Earlier, the Insurance Regulatory and Development Authority (Irda) had announced a cap of 300 basis points on the difference between gross returns (returns had there been no charges) and net returns (what the policyholder gets after charges).
However, some companies worked around this requirement by announcing a maturity bonus. This was seen as a gimmick because the insurers continued to charge high cost and averaged it by giving some additional units.
Also maturity bonus would not be paid in policies that are prematurely withdrawn, which were quite high for Ulips. Now, with yearly cap, loyalty additions and maturity benefits have become unaffordable for insurers.
The Impact
Most of the insurers are of the view that the decrease in the discontinuance charges (surrender charge) might cause an increase in the churning of policies. Insurance regulator Irda has reduced the discontinuation charge from 20-50% of the annualised premium to 4-6% of annualised premium only with an absolute money cap on it.
Earlier, high surrender cost was a discouraging factor for investors, they would think twice before surrendering a policy. Current charges are rather provocative.
“The reduction in surrender charges has made it easy and profitable for clients to lapse the policy. It provides better value to those who leave early, while those who invest for long term get similar returns as they would get under old Ulips,” says an industry expert who request anonymity.
Though churning has become cheaper, it would still be beneficial for investors to stay invested for long, otherwise life coverage will come at a higher cost.
The Bottomline
The new guidelines have adverse impact on the profitability of insurance companies. The current cap on charges has not left much space for the insurers to breathe easy. It has made making money a lot tighter.
Companies need to bring in more capital, as the working capital requirement has increased with the introduction of new guidelines. Most of the companies looking out for the break-even in 2011-12 will face difficulty in achieving this.
“There will be some impact on our profitability in the short term or for first three-four months, but everything would be manageable in the long term,” says Amitabh Chaudhary, CEO & MD, HDFC Standard Life Insurance.
To avoid negative margins companies have to reduce their costs up to 30-40%, which may require rationalisation of branches and cutting down headcount so to manage things.

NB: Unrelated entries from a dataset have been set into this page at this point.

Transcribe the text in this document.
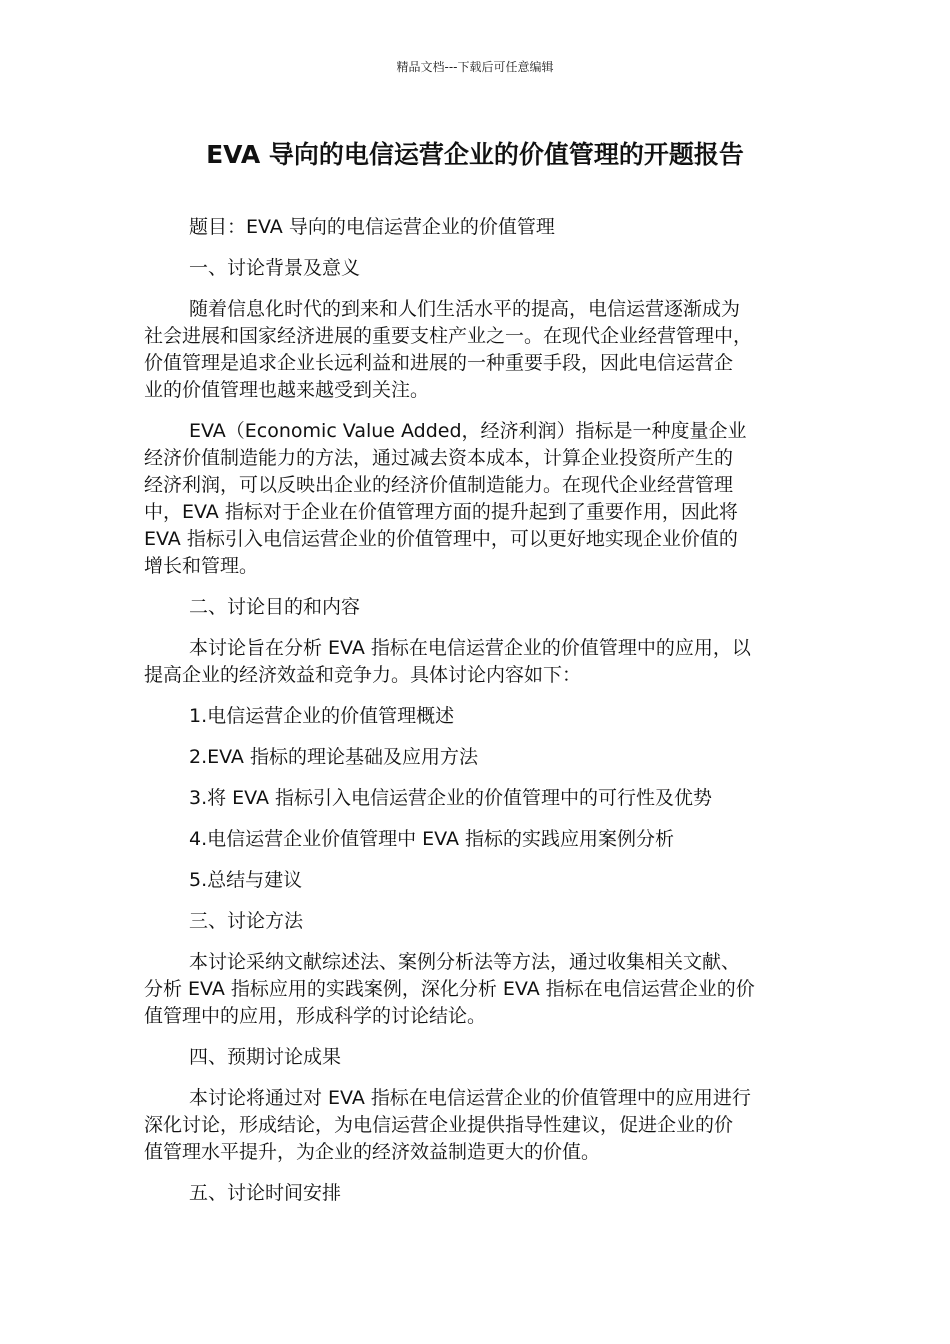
精品文档---下载后可任意编辑
EVA 导向的电信运营企业的价值管理的开题报告
题目：EVA 导向的电信运营企业的价值管理
一、讨论背景及意义
随着信息化时代的到来和人们生活水平的提高，电信运营逐渐成为
社会进展和国家经济进展的重要支柱产业之一。在现代企业经营管理中，
价值管理是追求企业长远利益和进展的一种重要手段，因此电信运营企
业的价值管理也越来越受到关注。
EVA（Economic Value Added，经济利润）指标是一种度量企业
经济价值制造能力的方法，通过减去资本成本，计算企业投资所产生的
经济利润，可以反映出企业的经济价值制造能力。在现代企业经营管理
中，EVA 指标对于企业在价值管理方面的提升起到了重要作用，因此将
EVA 指标引入电信运营企业的价值管理中，可以更好地实现企业价值的
增长和管理。
二、讨论目的和内容
本讨论旨在分析 EVA 指标在电信运营企业的价值管理中的应用，以
提高企业的经济效益和竞争力。具体讨论内容如下：
1.电信运营企业的价值管理概述
2.EVA 指标的理论基础及应用方法
3.将 EVA 指标引入电信运营企业的价值管理中的可行性及优势
4.电信运营企业价值管理中 EVA 指标的实践应用案例分析
5.总结与建议
三、讨论方法
本讨论采纳文献综述法、案例分析法等方法，通过收集相关文献、
分析 EVA 指标应用的实践案例，深化分析 EVA 指标在电信运营企业的价
值管理中的应用，形成科学的讨论结论。
四、预期讨论成果
本讨论将通过对 EVA 指标在电信运营企业的价值管理中的应用进行
深化讨论，形成结论，为电信运营企业提供指导性建议，促进企业的价
值管理水平提升，为企业的经济效益制造更大的价值。
五、讨论时间安排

Rajesh Sud, CEO & MD, Max New York Life, says we will have to review the overall business model in light of the price control that has been imposed. This could reduce the initial investments we were making in increasing our reach through offices.”
So, in all spheres, investors should be satisfied as the new insurance products coming to the market will be quite investor-friendly. For the insurance companies, there is a tough road ahead for profit-making. However, the insurance industry still has a lot of potential. Companies need to draw a longer-term road map for progress in a planned and timely manner.